Friday, December 16, 2022

The Girl With The Pearl Earring

A somewhat busy day, thankfully just a tiny bit warmer, though there was still ice on the inside of my window when I awoke. How slow the work seems and how poor my levels of production! I remind myself that, in the field of recorded music, many albums have taken months historically, and that I've recorded and released four or five this year. I'm making great progress technically, and my singing is better with each release and each month, as I focus on this, and on music engineering and composition (as well as sight reading, piano playing and the other activities of the year). The joy of sequencing, this era, is that it creates a furtive ground for composition. The sheer lack of expression in the written form, as with Bach, forces creative use of the writing instead.

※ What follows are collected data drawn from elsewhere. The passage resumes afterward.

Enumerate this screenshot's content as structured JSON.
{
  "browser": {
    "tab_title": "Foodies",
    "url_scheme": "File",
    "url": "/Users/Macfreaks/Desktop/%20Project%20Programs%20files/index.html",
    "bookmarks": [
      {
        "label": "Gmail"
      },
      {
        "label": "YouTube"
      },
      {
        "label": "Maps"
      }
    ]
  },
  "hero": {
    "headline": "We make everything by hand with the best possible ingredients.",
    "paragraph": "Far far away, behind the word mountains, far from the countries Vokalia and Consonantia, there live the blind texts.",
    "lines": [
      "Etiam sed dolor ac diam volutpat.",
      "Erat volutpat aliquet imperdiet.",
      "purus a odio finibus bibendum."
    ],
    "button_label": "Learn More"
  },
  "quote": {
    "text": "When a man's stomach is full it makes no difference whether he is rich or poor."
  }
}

I've worked today on The Girl With the Pearl Earring (knowing that the painting is correctly titled "The Girl with a Pearl Earring"). The song, in my head, has a samba rhythm, a mood like the Brazil song by Geoff Muldaur, and Dedicated Follower of Fashion by The Kinks. It starts in a minor key and I had to avoid making it too much like my old tune Office Life (obscure and unheard as that is anyway). It was great fun to make. There are lots of layers, all with their own dancing rhythm, and very electronic; the main instruments bounce like a Commodore 64 tune, which seems to add to the fun due to the sheer contrast of styles.

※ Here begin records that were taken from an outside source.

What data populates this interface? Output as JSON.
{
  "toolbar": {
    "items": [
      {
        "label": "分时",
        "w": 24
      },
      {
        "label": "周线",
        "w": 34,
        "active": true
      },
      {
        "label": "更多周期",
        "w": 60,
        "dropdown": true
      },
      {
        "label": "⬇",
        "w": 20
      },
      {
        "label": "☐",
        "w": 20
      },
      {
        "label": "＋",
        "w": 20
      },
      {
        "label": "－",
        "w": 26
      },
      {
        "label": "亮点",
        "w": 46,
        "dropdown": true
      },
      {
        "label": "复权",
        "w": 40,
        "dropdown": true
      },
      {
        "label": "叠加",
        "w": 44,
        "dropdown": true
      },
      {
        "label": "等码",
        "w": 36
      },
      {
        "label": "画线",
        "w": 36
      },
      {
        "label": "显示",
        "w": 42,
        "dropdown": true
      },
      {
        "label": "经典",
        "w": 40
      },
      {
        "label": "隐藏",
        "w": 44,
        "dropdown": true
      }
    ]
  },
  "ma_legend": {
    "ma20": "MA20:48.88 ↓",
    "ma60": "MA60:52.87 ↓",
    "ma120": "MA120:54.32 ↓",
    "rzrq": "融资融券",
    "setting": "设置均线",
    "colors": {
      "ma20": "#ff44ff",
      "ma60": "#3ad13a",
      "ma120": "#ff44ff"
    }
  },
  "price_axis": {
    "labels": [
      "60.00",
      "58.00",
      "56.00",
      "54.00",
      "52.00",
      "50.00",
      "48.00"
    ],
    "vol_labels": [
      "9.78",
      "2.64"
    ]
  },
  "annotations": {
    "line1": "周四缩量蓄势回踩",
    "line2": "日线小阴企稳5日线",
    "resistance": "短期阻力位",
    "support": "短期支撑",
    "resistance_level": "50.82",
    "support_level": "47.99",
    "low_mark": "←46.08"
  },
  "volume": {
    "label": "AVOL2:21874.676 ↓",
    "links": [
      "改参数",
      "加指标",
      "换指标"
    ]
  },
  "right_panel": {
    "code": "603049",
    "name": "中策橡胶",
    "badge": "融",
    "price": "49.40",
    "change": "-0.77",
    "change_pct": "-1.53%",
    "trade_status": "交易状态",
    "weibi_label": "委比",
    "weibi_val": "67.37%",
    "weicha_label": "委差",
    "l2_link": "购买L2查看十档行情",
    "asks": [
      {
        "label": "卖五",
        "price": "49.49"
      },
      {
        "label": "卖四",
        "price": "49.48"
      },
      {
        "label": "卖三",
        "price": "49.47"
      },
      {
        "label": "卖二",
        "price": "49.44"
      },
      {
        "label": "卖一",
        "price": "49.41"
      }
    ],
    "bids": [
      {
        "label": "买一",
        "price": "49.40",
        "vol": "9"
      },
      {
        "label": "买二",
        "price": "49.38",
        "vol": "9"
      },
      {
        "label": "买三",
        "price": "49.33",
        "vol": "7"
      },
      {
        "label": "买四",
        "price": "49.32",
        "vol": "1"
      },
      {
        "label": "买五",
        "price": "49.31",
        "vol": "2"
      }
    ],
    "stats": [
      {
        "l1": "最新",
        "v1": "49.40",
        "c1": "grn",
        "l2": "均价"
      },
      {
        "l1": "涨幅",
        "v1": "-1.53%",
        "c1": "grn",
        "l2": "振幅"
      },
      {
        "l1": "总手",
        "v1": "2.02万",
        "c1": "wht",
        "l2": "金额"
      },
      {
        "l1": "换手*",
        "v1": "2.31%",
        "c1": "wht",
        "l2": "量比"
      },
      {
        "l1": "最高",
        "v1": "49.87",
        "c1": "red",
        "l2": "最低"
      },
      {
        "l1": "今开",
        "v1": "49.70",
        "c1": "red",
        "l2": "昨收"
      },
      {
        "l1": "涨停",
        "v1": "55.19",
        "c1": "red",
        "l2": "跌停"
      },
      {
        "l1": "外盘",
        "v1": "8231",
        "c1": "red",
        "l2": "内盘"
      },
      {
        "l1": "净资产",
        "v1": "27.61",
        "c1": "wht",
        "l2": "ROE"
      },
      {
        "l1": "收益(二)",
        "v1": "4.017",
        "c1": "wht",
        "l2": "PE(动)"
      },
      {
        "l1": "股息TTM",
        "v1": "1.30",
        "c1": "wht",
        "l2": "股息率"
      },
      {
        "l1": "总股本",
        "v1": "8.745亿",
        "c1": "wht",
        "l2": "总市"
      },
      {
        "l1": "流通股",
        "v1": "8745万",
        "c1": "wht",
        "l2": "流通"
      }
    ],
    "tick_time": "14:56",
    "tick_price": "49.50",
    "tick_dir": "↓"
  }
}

This is also one song where I've not changed the words (since the original writing back in Feb 2008), they're great as they are, full of comedic rhymes, summing up the exuberance of the song itself:

And so I sit
in the dark for a bit.
I give a glance,
you see my face, not my stance.
My head's a whirl
but soon enough it's clearing.
I am the girl
with the pearl earring.

I look ahead
clad in my blue and yellow,
and not in red,
so specified that fellow.
And with a curl, of his brush
he makes my face endearing.
I am the girl
with the pearl earring.

The men may gaze
like staring is in fashion,
but I'm not fazed
I will dispel their passion.
I'll give a twirl,
and laugh away their leering.
I am the girl
with the pearl earring.

The rhythm is also regular, 120 B.P.M. - all rarities for me these days, but variety is good. In a day, it's almost all done, but it's a tad boring structurally, and will need a solo or something after the second verse. The first builds layer by layer, introducing instruments to match to words a little; starting 'in the dark' with a single bass, then adding a layer for the 'glance', then another for the 'whirl'. The second verse has almost everything playing, with a few more proverbial and actual bells and whistles for the third.

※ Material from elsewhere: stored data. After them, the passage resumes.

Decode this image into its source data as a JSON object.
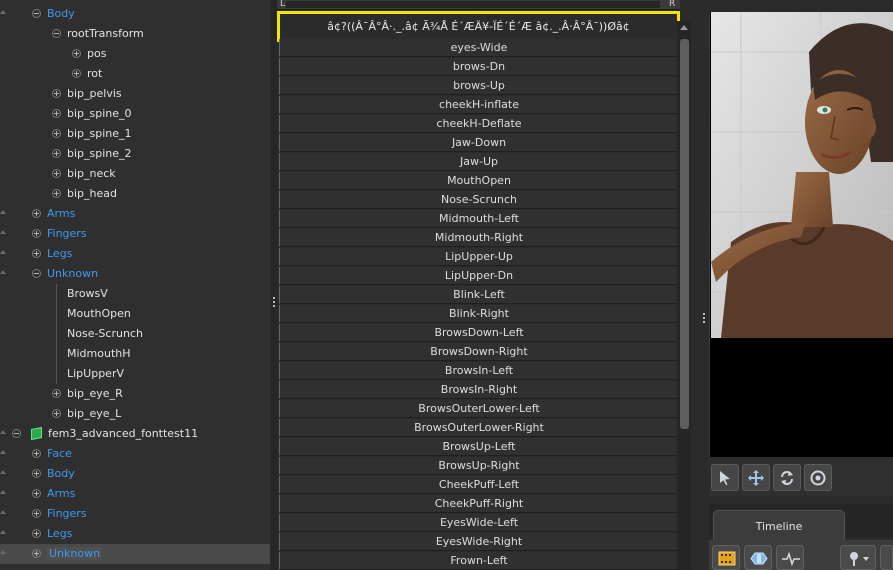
{
  "hierarchy": {
    "items": [
      {
        "label": "Body",
        "depth": 1,
        "toggle": "minus",
        "color": "blue"
      },
      {
        "label": "rootTransform",
        "depth": 2,
        "toggle": "minus",
        "color": "white"
      },
      {
        "label": "pos",
        "depth": 3,
        "toggle": "plus",
        "color": "white"
      },
      {
        "label": "rot",
        "depth": 3,
        "toggle": "plus",
        "color": "white"
      },
      {
        "label": "bip_pelvis",
        "depth": 2,
        "toggle": "plus",
        "color": "white"
      },
      {
        "label": "bip_spine_0",
        "depth": 2,
        "toggle": "plus",
        "color": "white"
      },
      {
        "label": "bip_spine_1",
        "depth": 2,
        "toggle": "plus",
        "color": "white"
      },
      {
        "label": "bip_spine_2",
        "depth": 2,
        "toggle": "plus",
        "color": "white"
      },
      {
        "label": "bip_neck",
        "depth": 2,
        "toggle": "plus",
        "color": "white"
      },
      {
        "label": "bip_head",
        "depth": 2,
        "toggle": "plus",
        "color": "white"
      },
      {
        "label": "Arms",
        "depth": 1,
        "toggle": "plus",
        "color": "blue"
      },
      {
        "label": "Fingers",
        "depth": 1,
        "toggle": "plus",
        "color": "blue"
      },
      {
        "label": "Legs",
        "depth": 1,
        "toggle": "plus",
        "color": "blue"
      },
      {
        "label": "Unknown",
        "depth": 1,
        "toggle": "minus",
        "color": "blue"
      },
      {
        "label": "BrowsV",
        "depth": 2,
        "toggle": "none",
        "color": "white"
      },
      {
        "label": "MouthOpen",
        "depth": 2,
        "toggle": "none",
        "color": "white"
      },
      {
        "label": "Nose-Scrunch",
        "depth": 2,
        "toggle": "none",
        "color": "white"
      },
      {
        "label": "MidmouthH",
        "depth": 2,
        "toggle": "none",
        "color": "white"
      },
      {
        "label": "LipUpperV",
        "depth": 2,
        "toggle": "none",
        "color": "white"
      },
      {
        "label": "bip_eye_R",
        "depth": 2,
        "toggle": "plus",
        "color": "white"
      },
      {
        "label": "bip_eye_L",
        "depth": 2,
        "toggle": "plus",
        "color": "white"
      },
      {
        "label": "fem3_advanced_fonttest11",
        "depth": 0,
        "toggle": "minus",
        "color": "white",
        "model": true
      },
      {
        "label": "Face",
        "depth": 1,
        "toggle": "plus",
        "color": "blue"
      },
      {
        "label": "Body",
        "depth": 1,
        "toggle": "plus",
        "color": "blue"
      },
      {
        "label": "Arms",
        "depth": 1,
        "toggle": "plus",
        "color": "blue"
      },
      {
        "label": "Fingers",
        "depth": 1,
        "toggle": "plus",
        "color": "blue"
      },
      {
        "label": "Legs",
        "depth": 1,
        "toggle": "plus",
        "color": "blue"
      },
      {
        "label": "Unknown",
        "depth": 1,
        "toggle": "plus",
        "color": "blue",
        "selected": true
      }
    ]
  },
  "flex_list": {
    "ruler_left": "L",
    "ruler_right": "R",
    "ruler_dots": "...",
    "highlighted_item": "â¢?((Â¯Â°Â·._.â¢ Ã¾Å É´ÆÄ¥-ÏÉ´É´Æ â¢._.Â·Â°Â¯))Øâ¢",
    "items": [
      "eyes-Wide",
      "brows-Dn",
      "brows-Up",
      "cheekH-inflate",
      "cheekH-Deflate",
      "Jaw-Down",
      "Jaw-Up",
      "MouthOpen",
      "Nose-Scrunch",
      "Midmouth-Left",
      "Midmouth-Right",
      "LipUpper-Up",
      "LipUpper-Dn",
      "Blink-Left",
      "Blink-Right",
      "BrowsDown-Left",
      "BrowsDown-Right",
      "BrowsIn-Left",
      "BrowsIn-Right",
      "BrowsOuterLower-Left",
      "BrowsOuterLower-Right",
      "BrowsUp-Left",
      "BrowsUp-Right",
      "CheekPuff-Left",
      "CheekPuff-Right",
      "EyesWide-Left",
      "EyesWide-Right",
      "Frown-Left"
    ]
  },
  "viewport": {
    "background": "#000000"
  },
  "tabs": {
    "timeline": "Timeline"
  },
  "colors": {
    "accent_blue": "#3e9af0",
    "highlight_yellow": "#f1e600",
    "model_icon_green": "#2da84a"
  }
}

This album is much better than expected, though it's primary aim is fun, training, exercise.

As an artist I feel increasingly obscure, ignored, eccentric. None of these things are bad if I can struggle along a living, but more importantly, produce good work, work I'm pleased with that shows progress in some area; technical, imaginative. I think this is happening. Being good at art is, in many ways, mastery over a very long period, and perhaps even ideally in obscurity and eccentricity, providing the sufficient grounding is left to be objective and critical to the correct degree, rather than a reliance on third party 'feedback', 'market forces' etcetera. Not everyone has this facility, I appear to be among a few, but some artists have, did, and do.

My dreams are full of visual art, new paintings, me as a painter and among others.